Когда, после всех этих приготовлений, княжеская чета, сопровождаемая свитой, вышла из дверей салона, с кровли увеселительного замка был спущен маленький толстощекий человечек. Он был одет в камзол с галунами и держал в своих ручонках два горящие факела. Однако он был тяжел и едва только проследовал двадцать шагов, машина остановилась, лучезарный гений княжеской фамилии беспомощно повис в воздухе, рабочие потянули с удвоенной силой, – и он перекувырнулся вверх ногами. Восковые свечи также перевернулись на бок, и с них стали капать горячие капли. Первая капля упала на самого князя, но он со стоическим спокойствием скрыл боль, хотя походка его несколько утратила свою величественность и сделалась более торопливой. Гений продолжал висеть вверх ногами и вниз головой, витая над группой, которую образовали из себя гофмаршал, камер-юнкера и другие придворные чины, и роняя пылающий дождь кому на голову, кому на нос.

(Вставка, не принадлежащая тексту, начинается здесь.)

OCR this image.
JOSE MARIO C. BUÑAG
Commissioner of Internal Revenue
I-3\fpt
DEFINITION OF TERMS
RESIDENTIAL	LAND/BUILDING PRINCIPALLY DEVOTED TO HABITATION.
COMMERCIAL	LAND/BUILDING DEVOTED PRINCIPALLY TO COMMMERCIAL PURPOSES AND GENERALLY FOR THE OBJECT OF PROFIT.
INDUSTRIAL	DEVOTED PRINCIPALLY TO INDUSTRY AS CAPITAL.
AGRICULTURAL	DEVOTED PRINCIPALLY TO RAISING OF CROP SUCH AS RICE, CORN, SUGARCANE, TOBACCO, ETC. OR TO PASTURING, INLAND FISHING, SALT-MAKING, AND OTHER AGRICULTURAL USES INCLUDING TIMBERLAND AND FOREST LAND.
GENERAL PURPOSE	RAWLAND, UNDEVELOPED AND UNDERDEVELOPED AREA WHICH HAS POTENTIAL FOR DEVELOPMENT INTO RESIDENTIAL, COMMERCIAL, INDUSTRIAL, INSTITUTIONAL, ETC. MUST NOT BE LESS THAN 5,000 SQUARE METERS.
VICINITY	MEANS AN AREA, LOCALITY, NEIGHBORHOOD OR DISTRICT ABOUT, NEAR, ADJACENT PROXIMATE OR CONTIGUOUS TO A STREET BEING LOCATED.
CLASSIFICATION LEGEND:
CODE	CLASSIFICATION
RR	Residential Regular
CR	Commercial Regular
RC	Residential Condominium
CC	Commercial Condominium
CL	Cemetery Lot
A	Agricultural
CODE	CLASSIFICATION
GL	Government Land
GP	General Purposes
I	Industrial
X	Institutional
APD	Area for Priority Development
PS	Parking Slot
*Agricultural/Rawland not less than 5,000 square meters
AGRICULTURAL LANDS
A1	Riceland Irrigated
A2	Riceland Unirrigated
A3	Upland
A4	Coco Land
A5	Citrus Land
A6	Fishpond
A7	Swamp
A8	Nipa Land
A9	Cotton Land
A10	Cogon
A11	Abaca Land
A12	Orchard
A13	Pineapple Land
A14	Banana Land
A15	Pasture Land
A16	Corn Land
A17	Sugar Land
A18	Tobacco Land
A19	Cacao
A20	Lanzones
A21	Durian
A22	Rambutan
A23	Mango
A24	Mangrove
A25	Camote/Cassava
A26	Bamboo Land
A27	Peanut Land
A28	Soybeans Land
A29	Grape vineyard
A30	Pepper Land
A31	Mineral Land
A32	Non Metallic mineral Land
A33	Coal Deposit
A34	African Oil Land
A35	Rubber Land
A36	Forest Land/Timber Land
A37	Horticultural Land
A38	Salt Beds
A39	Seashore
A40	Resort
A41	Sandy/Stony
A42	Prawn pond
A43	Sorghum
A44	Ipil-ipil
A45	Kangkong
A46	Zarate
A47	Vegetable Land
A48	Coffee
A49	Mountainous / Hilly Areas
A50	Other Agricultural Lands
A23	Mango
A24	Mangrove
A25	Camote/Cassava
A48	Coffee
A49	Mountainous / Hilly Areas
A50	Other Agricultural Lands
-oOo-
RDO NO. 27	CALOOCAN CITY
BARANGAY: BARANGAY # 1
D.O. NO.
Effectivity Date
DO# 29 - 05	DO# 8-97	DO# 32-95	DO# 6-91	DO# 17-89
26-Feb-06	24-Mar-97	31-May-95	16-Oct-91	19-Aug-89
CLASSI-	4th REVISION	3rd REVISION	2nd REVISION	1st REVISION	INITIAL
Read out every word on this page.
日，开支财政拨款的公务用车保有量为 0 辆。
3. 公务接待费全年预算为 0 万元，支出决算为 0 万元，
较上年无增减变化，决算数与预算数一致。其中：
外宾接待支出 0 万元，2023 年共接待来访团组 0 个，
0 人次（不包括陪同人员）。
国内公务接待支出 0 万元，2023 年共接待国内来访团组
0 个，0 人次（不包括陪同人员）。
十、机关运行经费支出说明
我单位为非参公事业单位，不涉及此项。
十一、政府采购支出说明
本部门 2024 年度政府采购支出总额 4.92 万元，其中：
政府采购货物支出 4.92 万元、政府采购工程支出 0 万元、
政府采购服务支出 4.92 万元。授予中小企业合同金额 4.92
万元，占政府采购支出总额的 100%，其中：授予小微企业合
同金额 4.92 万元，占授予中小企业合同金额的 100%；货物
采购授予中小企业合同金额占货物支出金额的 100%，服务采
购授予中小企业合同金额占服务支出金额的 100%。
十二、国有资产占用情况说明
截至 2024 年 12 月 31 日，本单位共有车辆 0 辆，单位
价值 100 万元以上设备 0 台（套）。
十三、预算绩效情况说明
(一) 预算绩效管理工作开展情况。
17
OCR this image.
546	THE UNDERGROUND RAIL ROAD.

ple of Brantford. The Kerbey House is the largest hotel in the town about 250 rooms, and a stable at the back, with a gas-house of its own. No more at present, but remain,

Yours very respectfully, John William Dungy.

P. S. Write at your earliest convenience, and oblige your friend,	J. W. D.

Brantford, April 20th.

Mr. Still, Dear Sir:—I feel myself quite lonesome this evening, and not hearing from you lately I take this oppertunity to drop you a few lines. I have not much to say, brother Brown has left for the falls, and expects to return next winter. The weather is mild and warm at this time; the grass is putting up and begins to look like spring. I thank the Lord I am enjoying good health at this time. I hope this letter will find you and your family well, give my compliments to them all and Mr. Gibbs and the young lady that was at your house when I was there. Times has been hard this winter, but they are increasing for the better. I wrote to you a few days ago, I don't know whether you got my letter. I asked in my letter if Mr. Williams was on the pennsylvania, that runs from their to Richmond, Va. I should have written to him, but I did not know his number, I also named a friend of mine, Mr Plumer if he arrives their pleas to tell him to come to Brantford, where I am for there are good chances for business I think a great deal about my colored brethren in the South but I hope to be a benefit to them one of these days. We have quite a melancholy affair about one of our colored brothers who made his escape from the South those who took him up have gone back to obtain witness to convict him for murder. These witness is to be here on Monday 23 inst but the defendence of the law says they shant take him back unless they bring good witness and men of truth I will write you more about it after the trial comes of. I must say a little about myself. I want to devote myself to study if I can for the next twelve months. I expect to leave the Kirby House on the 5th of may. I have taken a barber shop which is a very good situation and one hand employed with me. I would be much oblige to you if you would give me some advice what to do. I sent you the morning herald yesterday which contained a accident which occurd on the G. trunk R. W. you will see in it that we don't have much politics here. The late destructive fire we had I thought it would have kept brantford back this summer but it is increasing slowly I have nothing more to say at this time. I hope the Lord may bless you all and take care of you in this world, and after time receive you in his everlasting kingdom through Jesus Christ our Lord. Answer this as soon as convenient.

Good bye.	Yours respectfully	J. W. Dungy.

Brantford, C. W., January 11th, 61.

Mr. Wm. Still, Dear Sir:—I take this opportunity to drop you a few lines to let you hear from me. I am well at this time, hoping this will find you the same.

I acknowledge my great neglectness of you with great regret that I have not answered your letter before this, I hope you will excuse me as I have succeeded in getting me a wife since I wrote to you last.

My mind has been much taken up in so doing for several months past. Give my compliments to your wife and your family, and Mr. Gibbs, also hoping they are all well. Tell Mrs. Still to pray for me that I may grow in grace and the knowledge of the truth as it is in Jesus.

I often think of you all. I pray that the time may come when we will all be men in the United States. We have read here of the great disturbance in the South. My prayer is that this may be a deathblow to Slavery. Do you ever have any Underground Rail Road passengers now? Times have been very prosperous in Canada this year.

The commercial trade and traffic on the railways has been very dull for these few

Выказать свою боль и таким образом расстроить веселый праздник значило бы нарушить достодолжную респектабельность, и потому не безотрадно было смотреть, как эти несчастные – целая когорта стоически-мужественных Сцевол – беззвучно и безмолвно шли вперед, могучим усилием побеждая свою боль, не смея испустить вздоха и даже принуждая себя к улыбке, мрачной, как сам Оркус. А литавры звучали, трубы гремели, и сотни голосов испускали клики: «Виват, виват!» Необычайный контраст между выражением лиц этой группы Лаокоона и всеобщим радостным ликованием придавал трагическому пафосу всей сцены величие, почти невообразимое.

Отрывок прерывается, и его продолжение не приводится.